Apple cider vinegar also contains beneficial probiotics, and these healthy bacteria are very important for thyroid health. For example, gut bacteria assist the conversion of T4 to T3 in the gut. Specifically there is an enzyme involved in the gut conversion that actually comes from healthy gut bacteria. If this conversion is reduced, you may end up with “normal” thyroid labs despite having thyroid-related symptoms like unexplained weight gain, fatigue, hair loss and depression. 

 

How to Use Apple Cider Vinegar

 

  • Put 1 tsp to 1 tbsp in a small glass of warm water and drink 15-30 minutes before meals to increase stomach acid and aid digestion
  • Use ACV with lemon juice, cayenne and cinnamon in warm water as a stimulating morning tonic
  • Use ACV instead of other vinegars or lemon juice in your homemade salad dressings
  • Add 1 tsp to 1 tbsp ACV to smoothies

 

#5 Beet Kvass 

Beets are a serious superfood. They support the liver, build the blood and provide valuable vitamins and minerals. When you use beets to create the tonic Beet Kvass (see recipe below), it’s like putting those benefits on overdrive. 

 

Beet Kvass is a fermented beet drink. It contains loads of nutrients including iron, folate, manganese, magnesium, fibre and vitamin B6. 

 

Because it’s fermented, Beet Kvass also had loads of those beneficial bacteria or “probiotics” that I mentioned in the previous section. 

 

We know that iron and probiotics are both important for healthy thyroid function, and beets are a great way to get both (and more)!

 

Beets also help to detoxify the liver. Liver health is important for thyroid function in a few ways. For example, when you eat a meal with fats, your liver and gall bladder create and secrete things like bile acids to help break it down. Bile acids need to be converted into secondary bile acids in the body to function as they should, and probiotic gut bacteria are how it’s done. 

 

When bile acids are converted properly by probiotics, activity of enzymes that convert T4 to T3 are increased. 

 

How to Use Beet Kvass

 

  • Drink 1/2 to 1 cup daily as a beverage
  • Use as a base in smoothies
  • Use as a base in salad dressings

 
 

Beet Kvass Recipe

 

Ingredients

  • 3 litres water
  • 1.5 tbsp sea salt
  • 3 beets (peel if not organic)

 
Instructions

  1. Wash beets and chop roughly.
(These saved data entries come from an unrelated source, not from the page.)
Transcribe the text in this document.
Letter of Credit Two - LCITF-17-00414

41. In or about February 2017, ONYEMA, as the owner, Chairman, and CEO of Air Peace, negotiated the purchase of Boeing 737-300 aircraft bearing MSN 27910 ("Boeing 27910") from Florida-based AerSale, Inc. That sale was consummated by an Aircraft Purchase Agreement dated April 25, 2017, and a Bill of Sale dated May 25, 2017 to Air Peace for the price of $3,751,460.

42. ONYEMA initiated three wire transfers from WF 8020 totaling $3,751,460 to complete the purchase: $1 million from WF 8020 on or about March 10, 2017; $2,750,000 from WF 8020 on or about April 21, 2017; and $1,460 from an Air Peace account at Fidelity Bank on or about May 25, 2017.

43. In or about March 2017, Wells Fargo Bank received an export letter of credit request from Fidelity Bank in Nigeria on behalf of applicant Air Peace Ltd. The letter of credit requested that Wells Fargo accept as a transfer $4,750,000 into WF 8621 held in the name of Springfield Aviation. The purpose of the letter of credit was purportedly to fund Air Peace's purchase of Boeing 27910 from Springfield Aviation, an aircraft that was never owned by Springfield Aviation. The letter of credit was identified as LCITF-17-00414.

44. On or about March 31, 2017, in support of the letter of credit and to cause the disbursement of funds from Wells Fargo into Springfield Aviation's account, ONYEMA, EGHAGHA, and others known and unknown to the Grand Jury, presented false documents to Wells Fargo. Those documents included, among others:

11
Add to a glass mason jar big enough for all beets and water, or use a couple of smaller jars if necessary. 
  2. Add the sea salt.
  3. Add water to about 1/2 inch below the lid.
  4. Twist on lid tightly, and you might want to label with the date.
  5. Keep the jar at room temperature for 4-5 days or up to a week. 
  6. After fermentation time, store the kvass in the fridge. 

 
NOTES

  • Optional flavour additions: thumb-sized piece of fresh ginger, peeled and chopped; 1 lime, washed and quartered, turmeric powder, star anise, cinnamon sticks
  • You can reuse the beets for a second batch, but after fermenting a second time, throw the beets away and start fresh.